Senate passes jobs bill
Republicans quickly jumped on the disappointing July employment numbers. House minority leader John Boehner called the report “another disappointing report.” He added: “It’s time for President Obama to listen to the American people and face up the fact that his ‘stimulus’ policies aren’t working.”
At noon, Mr. Obama made a statement about the economy at Gelberg Signs, a Washington small business that is adding workers.
“The road to recovery does not follow a straight line,” said Obama, who noted the private sector has added jobs for seven consecutive months. But Obama added new jobs are not coming nearly fast enough. “We need to speed our recovery so it reaches people now,” he said, promoting his plan for a jobs bill for small business.
Reasons for cautious optimism
Some economists believe the slow hiring in the private sector is the result of some temporary factors that may improve in the months ahead. For example, Congress did not renew the housing tax credits and the tax credit for purchasing energy efficient appliances. Since then retail sales have been lackluster, observes Richard DeKaser of Woodley Park Research in Washington.

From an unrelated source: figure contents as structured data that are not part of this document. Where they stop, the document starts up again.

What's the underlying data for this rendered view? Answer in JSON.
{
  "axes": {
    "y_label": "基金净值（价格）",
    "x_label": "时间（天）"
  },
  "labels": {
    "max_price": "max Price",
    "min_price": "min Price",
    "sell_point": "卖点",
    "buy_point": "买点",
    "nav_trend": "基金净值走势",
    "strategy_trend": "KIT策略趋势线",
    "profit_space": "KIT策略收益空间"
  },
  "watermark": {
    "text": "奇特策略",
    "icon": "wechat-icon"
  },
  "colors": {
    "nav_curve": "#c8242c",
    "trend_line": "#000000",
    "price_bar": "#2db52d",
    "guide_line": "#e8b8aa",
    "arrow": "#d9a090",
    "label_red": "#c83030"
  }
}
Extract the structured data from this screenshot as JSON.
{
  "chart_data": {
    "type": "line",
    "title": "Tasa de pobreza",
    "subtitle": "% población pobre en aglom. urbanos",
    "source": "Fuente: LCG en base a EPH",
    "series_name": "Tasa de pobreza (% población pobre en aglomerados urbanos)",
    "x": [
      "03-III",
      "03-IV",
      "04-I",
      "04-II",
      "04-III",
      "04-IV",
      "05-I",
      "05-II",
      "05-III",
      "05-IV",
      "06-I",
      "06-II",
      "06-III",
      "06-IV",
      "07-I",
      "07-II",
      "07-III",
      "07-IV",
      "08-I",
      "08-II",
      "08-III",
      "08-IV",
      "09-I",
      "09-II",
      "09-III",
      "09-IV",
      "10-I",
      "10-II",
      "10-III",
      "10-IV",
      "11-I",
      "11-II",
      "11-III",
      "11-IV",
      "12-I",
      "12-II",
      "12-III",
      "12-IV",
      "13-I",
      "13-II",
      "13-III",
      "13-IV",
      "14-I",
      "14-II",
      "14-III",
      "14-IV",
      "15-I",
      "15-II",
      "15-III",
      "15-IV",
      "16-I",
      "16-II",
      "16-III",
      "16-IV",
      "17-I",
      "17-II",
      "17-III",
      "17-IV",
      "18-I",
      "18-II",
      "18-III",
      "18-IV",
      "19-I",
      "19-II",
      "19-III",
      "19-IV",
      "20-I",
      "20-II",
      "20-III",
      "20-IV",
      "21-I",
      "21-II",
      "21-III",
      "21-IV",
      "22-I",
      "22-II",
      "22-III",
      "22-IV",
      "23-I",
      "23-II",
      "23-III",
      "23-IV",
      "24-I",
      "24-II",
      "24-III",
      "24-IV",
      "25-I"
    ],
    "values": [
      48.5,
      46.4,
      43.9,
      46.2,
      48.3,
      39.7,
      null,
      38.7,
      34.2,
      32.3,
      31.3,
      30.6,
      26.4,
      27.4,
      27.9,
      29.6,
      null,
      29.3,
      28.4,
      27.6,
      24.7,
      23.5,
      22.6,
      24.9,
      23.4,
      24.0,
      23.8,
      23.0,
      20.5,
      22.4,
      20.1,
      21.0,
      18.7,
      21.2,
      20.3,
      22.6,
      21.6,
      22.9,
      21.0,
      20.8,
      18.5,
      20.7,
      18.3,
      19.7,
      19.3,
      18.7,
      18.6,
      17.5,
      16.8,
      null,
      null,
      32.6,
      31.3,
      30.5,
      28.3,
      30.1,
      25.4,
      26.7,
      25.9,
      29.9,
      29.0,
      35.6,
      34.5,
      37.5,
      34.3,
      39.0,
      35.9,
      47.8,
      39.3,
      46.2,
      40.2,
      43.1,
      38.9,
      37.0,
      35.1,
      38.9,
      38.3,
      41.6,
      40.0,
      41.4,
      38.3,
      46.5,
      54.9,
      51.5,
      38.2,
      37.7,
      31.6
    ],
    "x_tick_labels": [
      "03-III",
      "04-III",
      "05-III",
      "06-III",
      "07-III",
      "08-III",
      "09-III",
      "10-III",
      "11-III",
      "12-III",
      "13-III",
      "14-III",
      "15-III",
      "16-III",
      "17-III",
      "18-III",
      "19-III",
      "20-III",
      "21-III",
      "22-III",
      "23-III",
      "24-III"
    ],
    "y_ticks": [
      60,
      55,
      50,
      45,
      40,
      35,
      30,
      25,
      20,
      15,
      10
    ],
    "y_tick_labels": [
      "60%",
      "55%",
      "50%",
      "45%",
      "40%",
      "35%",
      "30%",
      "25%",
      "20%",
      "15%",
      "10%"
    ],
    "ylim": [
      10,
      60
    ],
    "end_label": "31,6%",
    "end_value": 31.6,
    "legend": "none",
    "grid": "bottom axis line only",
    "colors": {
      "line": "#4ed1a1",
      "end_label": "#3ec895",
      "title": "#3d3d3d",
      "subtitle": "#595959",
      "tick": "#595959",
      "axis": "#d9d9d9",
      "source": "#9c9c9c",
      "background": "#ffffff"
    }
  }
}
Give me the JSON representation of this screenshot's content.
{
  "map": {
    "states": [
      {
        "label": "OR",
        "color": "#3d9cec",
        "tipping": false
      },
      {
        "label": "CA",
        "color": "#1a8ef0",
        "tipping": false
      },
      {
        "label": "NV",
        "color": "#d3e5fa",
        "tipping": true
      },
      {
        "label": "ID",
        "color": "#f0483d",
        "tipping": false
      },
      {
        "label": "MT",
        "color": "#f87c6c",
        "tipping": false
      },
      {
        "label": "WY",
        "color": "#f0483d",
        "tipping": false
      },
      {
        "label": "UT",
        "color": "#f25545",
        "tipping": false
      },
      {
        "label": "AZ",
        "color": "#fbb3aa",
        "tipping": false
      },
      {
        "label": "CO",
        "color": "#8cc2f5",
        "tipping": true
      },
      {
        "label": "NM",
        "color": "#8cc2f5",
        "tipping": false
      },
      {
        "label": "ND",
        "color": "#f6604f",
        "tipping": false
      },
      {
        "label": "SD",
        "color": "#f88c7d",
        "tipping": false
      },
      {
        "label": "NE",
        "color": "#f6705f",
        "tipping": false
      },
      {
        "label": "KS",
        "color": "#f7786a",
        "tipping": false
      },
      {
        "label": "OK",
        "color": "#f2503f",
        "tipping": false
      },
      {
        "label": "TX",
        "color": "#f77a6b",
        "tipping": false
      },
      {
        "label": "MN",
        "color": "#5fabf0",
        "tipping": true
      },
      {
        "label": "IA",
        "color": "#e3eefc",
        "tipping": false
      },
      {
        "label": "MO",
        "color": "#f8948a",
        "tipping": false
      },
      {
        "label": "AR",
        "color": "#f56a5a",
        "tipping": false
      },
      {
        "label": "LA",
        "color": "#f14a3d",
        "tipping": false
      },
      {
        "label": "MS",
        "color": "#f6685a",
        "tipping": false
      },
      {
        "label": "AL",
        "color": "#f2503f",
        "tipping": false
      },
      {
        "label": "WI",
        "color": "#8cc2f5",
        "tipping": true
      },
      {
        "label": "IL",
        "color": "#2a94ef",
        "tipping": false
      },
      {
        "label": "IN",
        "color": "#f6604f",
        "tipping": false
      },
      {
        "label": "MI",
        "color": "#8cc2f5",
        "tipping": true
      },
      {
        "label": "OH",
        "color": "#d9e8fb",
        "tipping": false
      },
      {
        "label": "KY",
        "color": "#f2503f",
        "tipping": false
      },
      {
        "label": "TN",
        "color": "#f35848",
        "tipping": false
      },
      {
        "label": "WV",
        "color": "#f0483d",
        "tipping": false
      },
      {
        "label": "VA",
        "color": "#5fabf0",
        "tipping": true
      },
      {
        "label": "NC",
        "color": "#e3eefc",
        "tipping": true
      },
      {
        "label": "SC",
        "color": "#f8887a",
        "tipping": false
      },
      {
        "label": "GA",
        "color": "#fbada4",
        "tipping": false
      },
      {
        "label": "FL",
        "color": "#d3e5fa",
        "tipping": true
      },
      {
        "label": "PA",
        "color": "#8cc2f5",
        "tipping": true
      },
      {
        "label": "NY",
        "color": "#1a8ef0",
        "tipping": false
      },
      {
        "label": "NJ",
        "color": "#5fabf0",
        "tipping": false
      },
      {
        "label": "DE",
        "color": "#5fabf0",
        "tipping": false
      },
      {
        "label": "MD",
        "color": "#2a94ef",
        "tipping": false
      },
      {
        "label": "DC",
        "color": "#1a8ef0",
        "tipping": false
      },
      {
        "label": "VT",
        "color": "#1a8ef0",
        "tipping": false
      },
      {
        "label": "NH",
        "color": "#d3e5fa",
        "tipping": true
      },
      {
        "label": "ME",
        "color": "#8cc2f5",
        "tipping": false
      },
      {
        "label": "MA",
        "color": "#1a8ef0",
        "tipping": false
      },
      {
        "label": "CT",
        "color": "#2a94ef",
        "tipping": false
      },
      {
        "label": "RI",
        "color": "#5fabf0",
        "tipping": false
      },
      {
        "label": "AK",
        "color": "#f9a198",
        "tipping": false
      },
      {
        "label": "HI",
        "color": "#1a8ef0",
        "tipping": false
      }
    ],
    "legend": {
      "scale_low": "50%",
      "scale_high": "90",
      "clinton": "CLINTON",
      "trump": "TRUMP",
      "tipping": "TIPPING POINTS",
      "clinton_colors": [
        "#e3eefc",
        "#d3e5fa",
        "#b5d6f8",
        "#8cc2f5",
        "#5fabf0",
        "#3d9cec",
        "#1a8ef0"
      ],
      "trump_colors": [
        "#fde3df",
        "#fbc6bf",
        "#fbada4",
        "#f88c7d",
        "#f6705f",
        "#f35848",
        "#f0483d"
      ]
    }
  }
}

“If the reason they are weak is tax and benefit related, we have reason to be optimistic,” says Mr. DeKaser. “The declines are just temporary pot holes following the diminished use of tax incentives.”
DeKaser says the slower US economic activity also coincided with the financial crisis in Europe. Since July he notes the concern over the possibility of European defaults has diminished.
“My interpretation is that the slowdown reflects factors that are unlikely to persist,” says DeKaser.
In fact, this week the Institute for Supply Management reported its service sector-index rose more strongly than expected in July. At the same time, a survey by the accounting firm KPMG found 45 percent of US manufacturing executives said they expected a “significant” hiring pickup in their firms in the next 12 months compared with 34 percent in February.
“That’s a pretty substantial leap,” says Mike Nolan, head of US and global risk and compliance at New York-based KPMG. “Our survey indicates positive momentum, and I think the key message is that there is sustained optimism leading to increased confidence. So, when I look out 12 months, I see increased hiring.”